Saturday, March 7, 2009

Relationship In Lesson : A Guide In Dealing With Infidelity | How Your Spouse Can Help With Your Pain

A reciting from The Infidelity Recovery Centre,

Here are some things that I have learned along this rough road of recovery. Now, I do realize that not every spouse is really going to do these things. I just wish they would and that they would realize how much it would affect the marriage if they did.

To rid yourself of the pain of your spouse’s affair, is to have your spouse really listen to your hurt and absorb it. Not get defensive, but to really hear and feel your hurt. We need them to bring up the affair, and let us know it’s on their mind too, so that we know we aren’t alone in our pain. The more they pay attention to our pain, the less we will pay attention to it.

I know our spouse’s probably want to run away from our pain because it causes them pain too. They might think, what good can come of us “always” talking about our pain and grief except to hurt and punish me?

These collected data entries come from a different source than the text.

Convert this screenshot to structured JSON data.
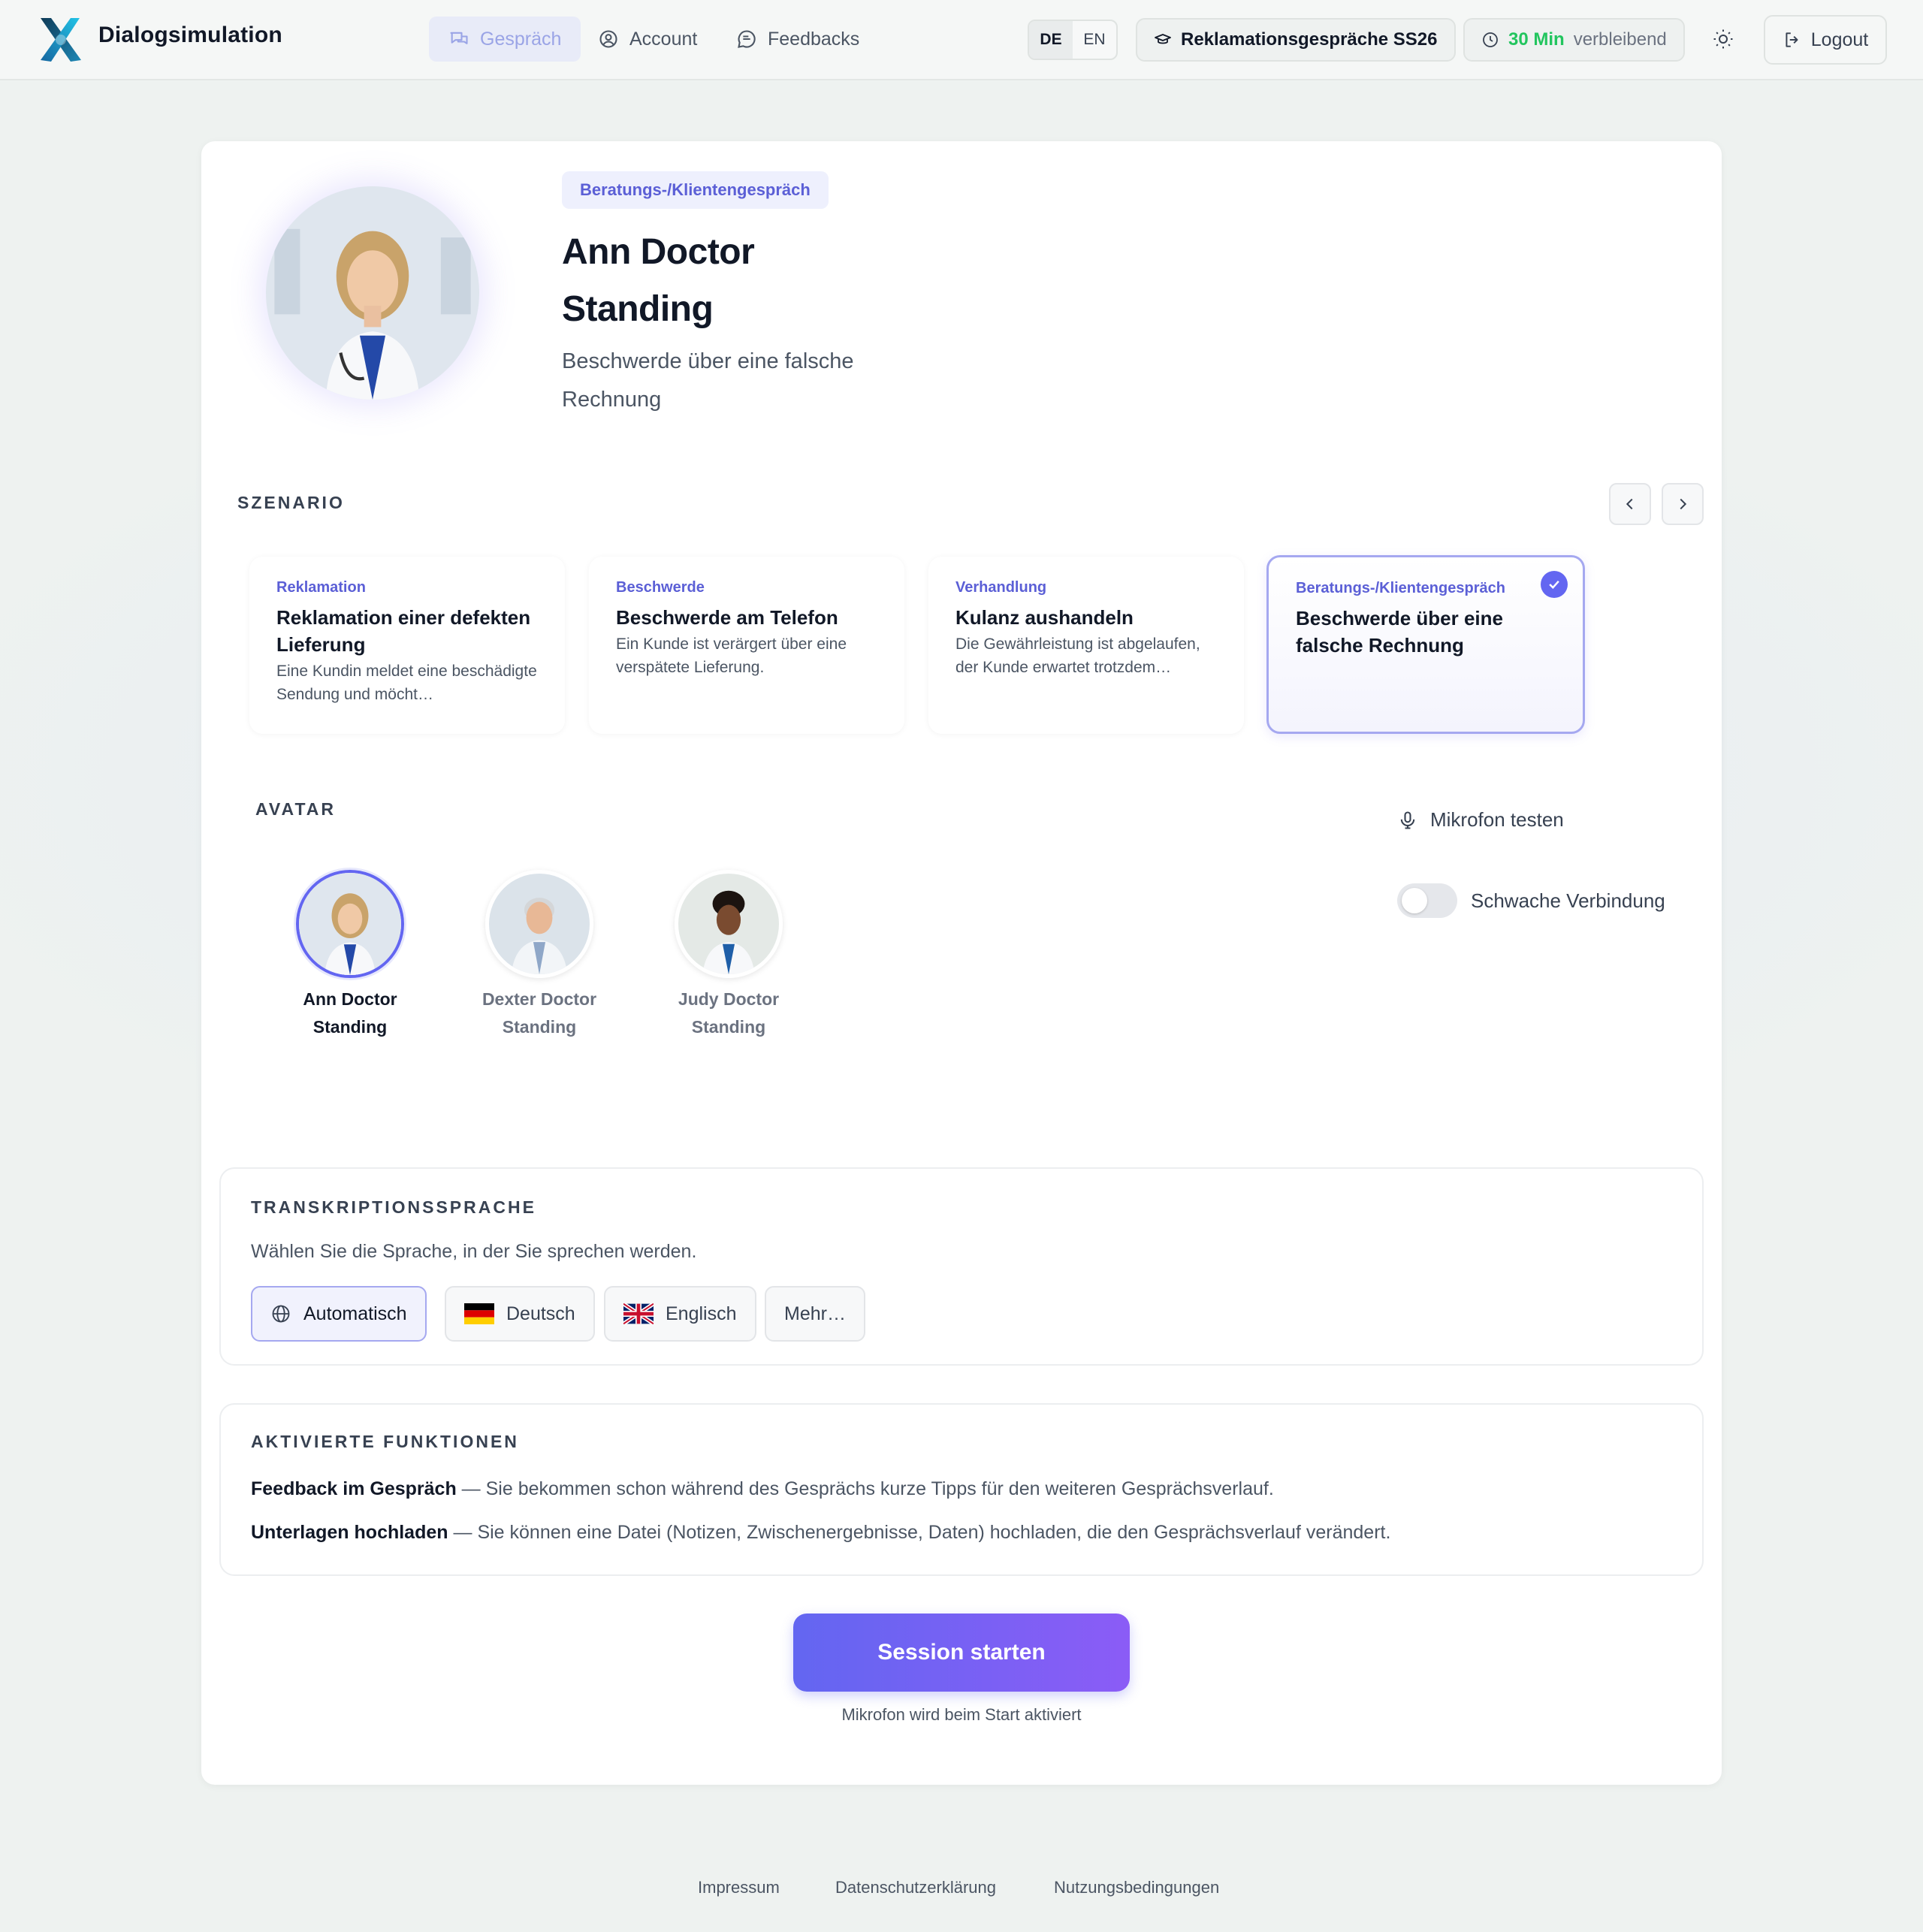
{
  "app": {
    "brand": "Dialogsimulation"
  },
  "nav": {
    "items": [
      {
        "label": "Gespräch",
        "icon": "chat-icon",
        "active": true
      },
      {
        "label": "Account",
        "icon": "user-circle-icon",
        "active": false
      },
      {
        "label": "Feedbacks",
        "icon": "message-icon",
        "active": false
      }
    ]
  },
  "lang_switch": {
    "de": "DE",
    "en": "EN",
    "active": "DE"
  },
  "course": {
    "label": "Reklamationsgespräche SS26",
    "icon": "graduation-cap-icon"
  },
  "timer": {
    "minutes": "30 Min",
    "suffix": "verbleibend",
    "icon": "clock-icon"
  },
  "header": {
    "logout": "Logout"
  },
  "hero": {
    "tag": "Beratungs-/Klientengespräch",
    "title": "Ann Doctor Standing",
    "subtitle": "Beschwerde über eine falsche Rechnung"
  },
  "scenario": {
    "label": "SZENARIO",
    "cards": [
      {
        "category": "Reklamation",
        "title": "Reklamation einer defekten Lieferung",
        "desc": "Eine Kundin meldet eine beschädigte Sendung und möcht…",
        "selected": false
      },
      {
        "category": "Beschwerde",
        "title": "Beschwerde am Telefon",
        "desc": "Ein Kunde ist verärgert über eine verspätete Lieferung.",
        "selected": false
      },
      {
        "category": "Verhandlung",
        "title": "Kulanz aushandeln",
        "desc": "Die Gewährleistung ist abgelaufen, der Kunde erwartet trotzdem…",
        "selected": false
      },
      {
        "category": "Beratungs-/Klientengespräch",
        "title": "Beschwerde über eine falsche Rechnung",
        "desc": "",
        "selected": true
      }
    ]
  },
  "avatar": {
    "label": "AVATAR",
    "options": [
      {
        "name": "Ann Doctor Standing",
        "selected": true
      },
      {
        "name": "Dexter Doctor Standing",
        "selected": false
      },
      {
        "name": "Judy Doctor Standing",
        "selected": false
      }
    ]
  },
  "mic": {
    "test_label": "Mikrofon testen"
  },
  "weak_connection": {
    "label": "Schwache Verbindung",
    "enabled": false
  },
  "transcription": {
    "title": "TRANSKRIPTIONSSPRACHE",
    "text": "Wählen Sie die Sprache, in der Sie sprechen werden.",
    "options": [
      {
        "label": "Automatisch",
        "icon": "globe-icon",
        "selected": true
      },
      {
        "label": "Deutsch",
        "icon": "flag-de-icon",
        "selected": false
      },
      {
        "label": "Englisch",
        "icon": "flag-uk-icon",
        "selected": false
      },
      {
        "label": "Mehr…",
        "icon": "",
        "selected": false
      }
    ]
  },
  "features": {
    "title": "AKTIVIERTE FUNKTIONEN",
    "items": [
      {
        "name": "Feedback im Gespräch",
        "desc": " — Sie bekommen schon während des Gesprächs kurze Tipps für den weiteren Gesprächsverlauf."
      },
      {
        "name": "Unterlagen hochladen",
        "desc": " — Sie können eine Datei (Notizen, Zwischenergebnisse, Daten) hochladen, die den Gesprächsverlauf verändert."
      }
    ]
  },
  "start": {
    "button": "Session starten",
    "hint": "Mikrofon wird beim Start aktiviert"
  },
  "footer": {
    "links": [
      "Impressum",
      "Datenschutzerklärung",
      "Nutzungsbedingungen"
    ]
  },
  "colors": {
    "accent": "#6366f1",
    "accent2": "#8b5cf6",
    "timer_green": "#22c55e"
  }
}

But, having them listen to our pain and hurt and really hearing us, will make us feel closer to them and the pain less intense.

We need them to NOT try and cheer us up but to really own the pain we are in. To really feel what we are feeling and to verbally say, “I did this to you and I’m truly sorry.” We need to be able to go to them as often as we need to with our pain and to really be heard. No more, “Let’s not talk about the affair anymore.” No more, “Let the past stay in the past.” We should be able to talk about the affair whenever we need to and have them willing be there for us with support and NOT anger.

Really, just listening, with empathy, will help us heal and feel closer to them. Sometimes we are so worried about NOT bringing it up anymore and trying to move past this, that we fell as though we are never going to get any better. All we are doing is burying our hurt just to be triggered again. The more we talk about our hurt and pain to spouse’s that are willing to put aside their defenses and justifications and are willing to own our pain and feel our anguish, the more we heal and the less we hurt. This is a great way to stop the hurt.

So, if your spouse asks if there is anything they can do to help you, tell them YES there is! You can tell them that listening and empathizing are the most powerful healing gestures they can make. This will go right through our sense of combativeness and isolation and encourages us to reconnect with them.

My marriage coach told me that I needed time, antidepressants and my husband meeting my needs for my pain. I did all this and my husband tried to meet my needs but my pain was still there. I was made to believe that bringing up the affair wasn’t doing any good and to leave it alone. I had hurt and anger that I had no idea what to do with.

My husband should have been told to draw out my hurt, anger, and pain EVERY DAY, and to own it all! Then, once I was hurting much less and we were connected again, THEN address the issues in the marriage BESIDES the affair.